Dead Dolphins, Pelicans Continue to Wash Ashore after Refugio Oil Spill (California, USA)

One of two dead dolphins found Sunday along Carpinteria’s shoreline. The photographer, area resident Robert Hubina, noted oil coming out of both dolphins’ mouths. Robert Hubina.

One of two dead dolphins found Sunday along Carpinteria’s shoreline. The photographer, area resident Robert Hubina, noted oil coming out of both dolphins’ mouths. Robert Hubina.

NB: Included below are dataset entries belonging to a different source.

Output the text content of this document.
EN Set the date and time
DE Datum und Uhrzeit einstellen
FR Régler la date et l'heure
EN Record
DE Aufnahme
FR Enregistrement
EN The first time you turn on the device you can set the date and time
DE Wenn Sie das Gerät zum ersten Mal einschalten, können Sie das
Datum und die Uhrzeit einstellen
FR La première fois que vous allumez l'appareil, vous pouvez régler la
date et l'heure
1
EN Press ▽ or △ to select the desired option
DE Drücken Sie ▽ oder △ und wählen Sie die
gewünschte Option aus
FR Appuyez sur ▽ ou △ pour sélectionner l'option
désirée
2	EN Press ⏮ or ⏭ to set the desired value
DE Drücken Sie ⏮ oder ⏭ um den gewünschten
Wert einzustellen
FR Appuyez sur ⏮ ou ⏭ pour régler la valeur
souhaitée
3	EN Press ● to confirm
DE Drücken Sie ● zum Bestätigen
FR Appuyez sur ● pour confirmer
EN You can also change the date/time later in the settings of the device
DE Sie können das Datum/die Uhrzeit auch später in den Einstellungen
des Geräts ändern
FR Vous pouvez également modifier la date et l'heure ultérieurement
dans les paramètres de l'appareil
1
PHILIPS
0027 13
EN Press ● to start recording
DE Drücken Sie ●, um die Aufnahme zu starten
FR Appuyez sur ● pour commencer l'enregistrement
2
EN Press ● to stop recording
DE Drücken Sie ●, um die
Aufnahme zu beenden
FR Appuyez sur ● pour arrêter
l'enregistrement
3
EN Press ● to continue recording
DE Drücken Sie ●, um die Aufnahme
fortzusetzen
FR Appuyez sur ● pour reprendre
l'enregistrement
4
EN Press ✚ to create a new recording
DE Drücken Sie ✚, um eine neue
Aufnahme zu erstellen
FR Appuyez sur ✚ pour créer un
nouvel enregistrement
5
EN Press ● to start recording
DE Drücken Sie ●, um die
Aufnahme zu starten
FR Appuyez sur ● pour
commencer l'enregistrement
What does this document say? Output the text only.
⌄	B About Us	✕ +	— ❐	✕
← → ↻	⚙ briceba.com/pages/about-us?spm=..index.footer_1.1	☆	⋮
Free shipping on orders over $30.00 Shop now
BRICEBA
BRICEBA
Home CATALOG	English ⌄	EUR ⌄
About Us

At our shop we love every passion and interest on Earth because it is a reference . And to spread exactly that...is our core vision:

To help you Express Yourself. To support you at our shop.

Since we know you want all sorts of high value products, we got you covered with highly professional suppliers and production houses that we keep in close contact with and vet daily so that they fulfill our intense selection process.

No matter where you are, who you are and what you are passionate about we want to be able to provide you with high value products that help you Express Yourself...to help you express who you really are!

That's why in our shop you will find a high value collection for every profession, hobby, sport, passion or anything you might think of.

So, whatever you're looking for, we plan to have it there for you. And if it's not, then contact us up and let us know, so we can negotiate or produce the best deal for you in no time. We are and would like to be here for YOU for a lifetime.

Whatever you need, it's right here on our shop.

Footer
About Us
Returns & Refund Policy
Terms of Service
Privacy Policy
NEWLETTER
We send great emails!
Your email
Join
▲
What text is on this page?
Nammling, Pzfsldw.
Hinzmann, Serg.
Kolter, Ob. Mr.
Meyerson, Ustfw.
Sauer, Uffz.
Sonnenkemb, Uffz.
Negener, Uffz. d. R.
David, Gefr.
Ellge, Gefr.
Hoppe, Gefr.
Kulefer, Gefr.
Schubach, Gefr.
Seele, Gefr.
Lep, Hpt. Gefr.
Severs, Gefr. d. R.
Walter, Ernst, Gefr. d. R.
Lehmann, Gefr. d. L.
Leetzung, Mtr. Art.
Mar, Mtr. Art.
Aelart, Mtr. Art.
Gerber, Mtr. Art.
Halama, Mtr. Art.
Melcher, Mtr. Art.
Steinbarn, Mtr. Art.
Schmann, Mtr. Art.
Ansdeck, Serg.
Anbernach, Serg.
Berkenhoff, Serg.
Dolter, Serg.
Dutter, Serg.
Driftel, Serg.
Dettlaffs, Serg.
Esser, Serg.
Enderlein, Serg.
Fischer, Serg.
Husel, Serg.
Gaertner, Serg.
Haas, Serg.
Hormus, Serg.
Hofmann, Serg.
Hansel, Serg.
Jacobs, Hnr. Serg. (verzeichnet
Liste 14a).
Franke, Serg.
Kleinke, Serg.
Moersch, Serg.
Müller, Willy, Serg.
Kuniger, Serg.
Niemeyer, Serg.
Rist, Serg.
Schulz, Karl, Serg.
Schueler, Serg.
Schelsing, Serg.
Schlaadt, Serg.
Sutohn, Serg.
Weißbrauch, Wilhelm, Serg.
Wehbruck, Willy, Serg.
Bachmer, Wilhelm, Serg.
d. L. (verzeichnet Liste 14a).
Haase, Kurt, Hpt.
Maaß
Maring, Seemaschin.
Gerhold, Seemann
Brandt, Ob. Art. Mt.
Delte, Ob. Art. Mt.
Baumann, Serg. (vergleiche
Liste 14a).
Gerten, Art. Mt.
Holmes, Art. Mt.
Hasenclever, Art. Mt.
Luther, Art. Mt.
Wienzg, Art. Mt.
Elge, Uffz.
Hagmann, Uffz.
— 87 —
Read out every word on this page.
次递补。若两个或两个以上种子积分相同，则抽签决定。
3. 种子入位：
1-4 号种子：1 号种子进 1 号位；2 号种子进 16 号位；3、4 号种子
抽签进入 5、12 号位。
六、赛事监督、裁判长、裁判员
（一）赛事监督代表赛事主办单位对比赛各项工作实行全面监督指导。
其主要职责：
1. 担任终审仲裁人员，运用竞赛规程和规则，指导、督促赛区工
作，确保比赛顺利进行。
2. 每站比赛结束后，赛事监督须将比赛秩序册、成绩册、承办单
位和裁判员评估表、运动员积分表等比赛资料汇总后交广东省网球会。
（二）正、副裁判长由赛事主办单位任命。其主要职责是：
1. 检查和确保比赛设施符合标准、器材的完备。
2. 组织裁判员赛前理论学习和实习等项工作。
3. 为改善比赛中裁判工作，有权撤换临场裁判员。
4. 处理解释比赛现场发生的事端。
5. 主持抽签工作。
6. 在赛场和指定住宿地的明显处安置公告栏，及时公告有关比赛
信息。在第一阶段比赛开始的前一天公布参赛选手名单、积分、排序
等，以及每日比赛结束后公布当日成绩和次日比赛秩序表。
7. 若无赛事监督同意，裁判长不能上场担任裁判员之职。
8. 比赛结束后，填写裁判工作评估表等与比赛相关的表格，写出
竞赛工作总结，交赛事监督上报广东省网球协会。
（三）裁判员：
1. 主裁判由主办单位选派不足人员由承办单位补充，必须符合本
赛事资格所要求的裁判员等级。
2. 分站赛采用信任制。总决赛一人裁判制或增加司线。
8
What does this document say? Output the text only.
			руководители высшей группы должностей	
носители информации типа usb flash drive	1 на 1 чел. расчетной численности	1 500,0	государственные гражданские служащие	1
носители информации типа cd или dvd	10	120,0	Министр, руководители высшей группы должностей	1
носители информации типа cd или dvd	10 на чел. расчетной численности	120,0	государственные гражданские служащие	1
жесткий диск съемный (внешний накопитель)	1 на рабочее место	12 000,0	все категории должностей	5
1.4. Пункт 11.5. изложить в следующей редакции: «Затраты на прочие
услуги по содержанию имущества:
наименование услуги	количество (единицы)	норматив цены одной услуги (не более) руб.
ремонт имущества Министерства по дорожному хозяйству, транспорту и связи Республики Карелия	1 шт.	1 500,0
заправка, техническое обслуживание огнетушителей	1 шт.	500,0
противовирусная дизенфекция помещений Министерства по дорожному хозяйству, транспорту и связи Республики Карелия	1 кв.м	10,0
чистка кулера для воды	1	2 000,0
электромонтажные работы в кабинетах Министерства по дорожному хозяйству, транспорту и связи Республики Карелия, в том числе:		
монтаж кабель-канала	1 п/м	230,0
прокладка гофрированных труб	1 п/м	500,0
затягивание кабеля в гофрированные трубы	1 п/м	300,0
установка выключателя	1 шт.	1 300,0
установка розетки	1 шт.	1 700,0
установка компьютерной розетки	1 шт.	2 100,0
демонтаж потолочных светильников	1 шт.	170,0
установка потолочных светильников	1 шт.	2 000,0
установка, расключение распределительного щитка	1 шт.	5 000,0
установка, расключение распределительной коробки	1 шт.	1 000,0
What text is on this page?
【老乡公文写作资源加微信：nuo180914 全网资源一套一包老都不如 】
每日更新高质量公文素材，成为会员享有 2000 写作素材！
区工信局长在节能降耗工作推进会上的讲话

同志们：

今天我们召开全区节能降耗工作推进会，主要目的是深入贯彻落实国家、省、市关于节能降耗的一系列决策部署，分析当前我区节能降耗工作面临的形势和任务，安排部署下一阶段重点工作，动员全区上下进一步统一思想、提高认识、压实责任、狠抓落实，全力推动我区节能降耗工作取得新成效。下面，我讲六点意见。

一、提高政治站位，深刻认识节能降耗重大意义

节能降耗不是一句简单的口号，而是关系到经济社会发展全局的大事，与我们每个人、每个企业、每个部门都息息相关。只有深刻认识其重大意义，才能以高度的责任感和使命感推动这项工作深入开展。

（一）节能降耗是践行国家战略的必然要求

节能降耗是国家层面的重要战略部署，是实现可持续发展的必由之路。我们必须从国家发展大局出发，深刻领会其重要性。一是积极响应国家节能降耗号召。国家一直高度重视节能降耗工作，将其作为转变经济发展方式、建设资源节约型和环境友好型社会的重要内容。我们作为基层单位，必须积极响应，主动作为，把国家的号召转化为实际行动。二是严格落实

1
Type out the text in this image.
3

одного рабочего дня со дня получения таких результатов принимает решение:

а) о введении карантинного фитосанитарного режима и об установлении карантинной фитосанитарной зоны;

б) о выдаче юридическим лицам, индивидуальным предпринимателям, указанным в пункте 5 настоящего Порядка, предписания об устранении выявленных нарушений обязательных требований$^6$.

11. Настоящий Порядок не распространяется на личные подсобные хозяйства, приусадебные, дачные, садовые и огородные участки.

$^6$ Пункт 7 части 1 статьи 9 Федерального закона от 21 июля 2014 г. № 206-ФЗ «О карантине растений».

June 2nd, 2015 (Tyler Hayden). The Body Count Rose Sharply Monday, Two Weeks after the Rupture

Dead and dying wildlife continue to wash ashore two weeks after the May 19 oil spill near Refugio State Beach.

On Monday alone, responders organized by the California Department of Fish & Wildlife and the Oiled Wildlife Care Network recovered the bodies of 30 dead sea birds (mostly brown pelicans) and 13 marine mammals (mostly sea lions.) Five oiled birds and two mammals were found alive.

Since May 19, nine dead dolphins — some with mouths full of tar — have washed onto South Coast beaches. A total of 45 mammals and 80 birds have been found dead in the last two weeks. Of the 57 live birds and 38 mammals rescued, eight birds and seven mammals died in care. Body counts for fish, crustaceans, and other types of intertidal animals were not immediately available.

Authorities with the Refugio Response Joint Information Center (JIC) — out of which all official spill-related communications flow — have stressed that not every dead animal was killed by oil. Some died of natural causes. Necropsies will be performed in the coming weeks to determine the true causes of death, they said.

The spike in Monday’s numbers may be due to the larger number of beaches response teams are now covering, a JIC spokesperson said. Shoreline teams are now canvassing as far south as southern Ventura County.

Local marine biologists have noted that many of the ocean-faring animals killed by the oil spill will likely sink into the sea and never be recovered. The true environmental impact to the region’s intertidal ecosystem — a delicate and narrow piece of the natural world where land and water meet — will be vast and long lasting, they’ve said.